2°) de condamner l'Etat à lui verser la somme de 12 436,97 euros due au titre de sa solde, pour la période du 1er novembre 2019 au 31 octobre 2020, et la somme de 3 000 euros, en raison du préjudice moral qu'elle estime avoir subi, assortie des intérêts au taux légal, sous astreinte de 150 euros par jour de retard à compter de la date de notification du jugement à intervenir ;
3°) d'enjoindre au ministre des armées de reconstituer sa carrière, de manière rétroactive, à compter du 1er novembre 2019, dans un délai d'un mois à compter de la date de notification du jugement à intervenir, sous astreinte de 150 euros par jour de retard ;
4°) de mettre à la charge de l'Etat les dépens et la somme de 3 500 euros en application des dispositions de l'article L 761-1 du code de justice administrative.
Elle soutient que :
- en ne la plaçant pas en congé maladie à compter du 1er novembre 2019, jusqu'à l'épuisement de ses droits à congés maladie, puis en congés de longue durée pour maladie, l'administration l'a placée dans une position irrégulière et a commis une faute de nature à engager sa responsabilité ;
- elle a subi un préjudice financier de 12 436, 97 euros due au titre de sa solde, pour la période du 1er novembre 2019 au 31 octobre 2020, et un préjudice moral, à hauteur de 3 000 euros ;
- la décision du 28 avril 2021 est illégale dès lors qu'en saisissant la commission de réforme et en la radiant des cadres pour inaptitude physique, elle a été privée du bénéfice de ses droits à congé de longue durée pour maladie.

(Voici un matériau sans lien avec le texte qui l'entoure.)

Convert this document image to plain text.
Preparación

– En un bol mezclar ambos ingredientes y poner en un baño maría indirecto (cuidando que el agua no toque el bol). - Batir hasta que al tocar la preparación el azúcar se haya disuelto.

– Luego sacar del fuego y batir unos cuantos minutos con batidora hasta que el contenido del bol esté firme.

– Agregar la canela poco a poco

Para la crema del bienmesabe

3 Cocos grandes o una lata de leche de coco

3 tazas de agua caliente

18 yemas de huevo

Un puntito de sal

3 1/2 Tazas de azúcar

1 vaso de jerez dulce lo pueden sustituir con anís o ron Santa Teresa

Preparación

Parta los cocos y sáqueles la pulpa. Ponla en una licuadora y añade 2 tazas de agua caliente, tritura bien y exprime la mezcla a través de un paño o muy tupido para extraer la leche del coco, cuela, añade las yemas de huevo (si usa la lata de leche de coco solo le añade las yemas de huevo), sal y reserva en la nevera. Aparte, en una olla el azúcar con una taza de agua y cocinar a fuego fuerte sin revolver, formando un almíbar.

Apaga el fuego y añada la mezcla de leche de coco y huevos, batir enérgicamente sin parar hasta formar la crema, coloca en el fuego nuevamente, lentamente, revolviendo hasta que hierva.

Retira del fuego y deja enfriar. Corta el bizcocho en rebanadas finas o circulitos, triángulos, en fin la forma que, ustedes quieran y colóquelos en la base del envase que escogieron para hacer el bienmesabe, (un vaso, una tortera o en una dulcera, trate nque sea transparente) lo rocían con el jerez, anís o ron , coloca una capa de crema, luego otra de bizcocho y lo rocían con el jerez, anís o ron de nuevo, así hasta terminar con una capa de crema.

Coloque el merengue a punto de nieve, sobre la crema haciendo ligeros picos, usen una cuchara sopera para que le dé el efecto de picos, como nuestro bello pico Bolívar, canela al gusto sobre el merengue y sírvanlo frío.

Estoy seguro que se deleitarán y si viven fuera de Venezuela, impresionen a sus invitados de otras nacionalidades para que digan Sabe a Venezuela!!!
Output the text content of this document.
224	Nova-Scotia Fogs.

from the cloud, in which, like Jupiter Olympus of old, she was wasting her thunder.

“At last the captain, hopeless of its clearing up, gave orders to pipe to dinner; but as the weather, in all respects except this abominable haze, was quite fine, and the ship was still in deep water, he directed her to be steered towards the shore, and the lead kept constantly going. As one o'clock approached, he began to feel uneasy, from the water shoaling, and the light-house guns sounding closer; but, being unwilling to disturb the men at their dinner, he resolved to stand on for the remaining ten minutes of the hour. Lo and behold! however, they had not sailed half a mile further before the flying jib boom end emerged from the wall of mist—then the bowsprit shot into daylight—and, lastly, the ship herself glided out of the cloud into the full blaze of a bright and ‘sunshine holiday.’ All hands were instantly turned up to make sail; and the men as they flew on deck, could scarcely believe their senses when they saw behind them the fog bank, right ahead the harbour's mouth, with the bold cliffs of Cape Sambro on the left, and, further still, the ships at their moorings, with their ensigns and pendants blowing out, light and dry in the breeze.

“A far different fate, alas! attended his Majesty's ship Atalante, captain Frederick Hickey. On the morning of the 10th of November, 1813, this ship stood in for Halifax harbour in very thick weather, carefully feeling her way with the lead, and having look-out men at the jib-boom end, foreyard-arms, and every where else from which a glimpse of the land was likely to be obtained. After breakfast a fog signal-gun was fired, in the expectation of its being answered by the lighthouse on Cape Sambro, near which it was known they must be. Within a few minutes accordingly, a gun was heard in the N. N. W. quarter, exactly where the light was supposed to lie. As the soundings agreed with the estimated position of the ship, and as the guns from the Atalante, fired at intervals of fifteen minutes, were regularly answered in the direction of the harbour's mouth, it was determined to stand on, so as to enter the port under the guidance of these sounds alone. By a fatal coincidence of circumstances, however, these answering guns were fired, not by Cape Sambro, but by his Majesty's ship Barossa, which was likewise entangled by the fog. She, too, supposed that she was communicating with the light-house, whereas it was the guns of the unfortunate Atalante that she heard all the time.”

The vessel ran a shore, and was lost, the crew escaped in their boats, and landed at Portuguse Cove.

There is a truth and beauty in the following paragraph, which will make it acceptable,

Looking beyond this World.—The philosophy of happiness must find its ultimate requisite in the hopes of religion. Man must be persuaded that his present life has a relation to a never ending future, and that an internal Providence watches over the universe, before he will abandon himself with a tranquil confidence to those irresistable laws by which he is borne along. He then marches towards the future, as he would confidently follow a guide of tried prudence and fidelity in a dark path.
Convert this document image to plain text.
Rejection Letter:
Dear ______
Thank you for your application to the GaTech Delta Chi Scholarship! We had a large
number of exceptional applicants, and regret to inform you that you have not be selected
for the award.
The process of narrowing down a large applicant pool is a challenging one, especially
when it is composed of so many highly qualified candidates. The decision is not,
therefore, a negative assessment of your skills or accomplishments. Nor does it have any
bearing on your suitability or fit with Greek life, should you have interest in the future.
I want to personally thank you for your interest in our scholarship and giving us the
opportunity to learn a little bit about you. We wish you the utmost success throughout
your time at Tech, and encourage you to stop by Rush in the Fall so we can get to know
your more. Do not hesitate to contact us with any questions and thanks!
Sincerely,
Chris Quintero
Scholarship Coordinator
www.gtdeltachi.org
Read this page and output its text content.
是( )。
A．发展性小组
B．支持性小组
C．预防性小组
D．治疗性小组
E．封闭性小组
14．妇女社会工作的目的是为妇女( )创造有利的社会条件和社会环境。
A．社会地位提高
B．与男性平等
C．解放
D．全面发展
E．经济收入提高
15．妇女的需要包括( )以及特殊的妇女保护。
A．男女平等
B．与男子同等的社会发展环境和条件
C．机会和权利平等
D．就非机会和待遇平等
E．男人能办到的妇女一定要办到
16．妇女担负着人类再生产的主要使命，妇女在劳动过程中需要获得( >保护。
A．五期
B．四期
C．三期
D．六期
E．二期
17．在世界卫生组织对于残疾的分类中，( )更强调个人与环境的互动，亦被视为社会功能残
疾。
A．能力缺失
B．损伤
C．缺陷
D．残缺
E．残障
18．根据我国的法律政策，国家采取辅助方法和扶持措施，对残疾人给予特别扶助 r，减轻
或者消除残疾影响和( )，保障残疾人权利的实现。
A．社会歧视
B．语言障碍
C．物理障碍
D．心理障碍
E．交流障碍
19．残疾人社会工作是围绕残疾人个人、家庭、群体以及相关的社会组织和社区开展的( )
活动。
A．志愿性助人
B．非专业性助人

Par un mémoire en défense enregistré le 20 octobre 2022, le ministre des armées conclut au rejet de la requête.
Il soutient que :
- l'Etat n'a commis aucune faute de nature à engager sa responsabilité ;
- les préjudices allégués ne revêtent pas de caractère réel ;
- les moyens au soutien des conclusions à fin d'annulation ne sont pas fondés.
Vu les autres pièces du dossier.
Vu :
- le code de la défense ;
- le code de justice administrative.
Les parties ont été régulièrement averties du jour de l'audience.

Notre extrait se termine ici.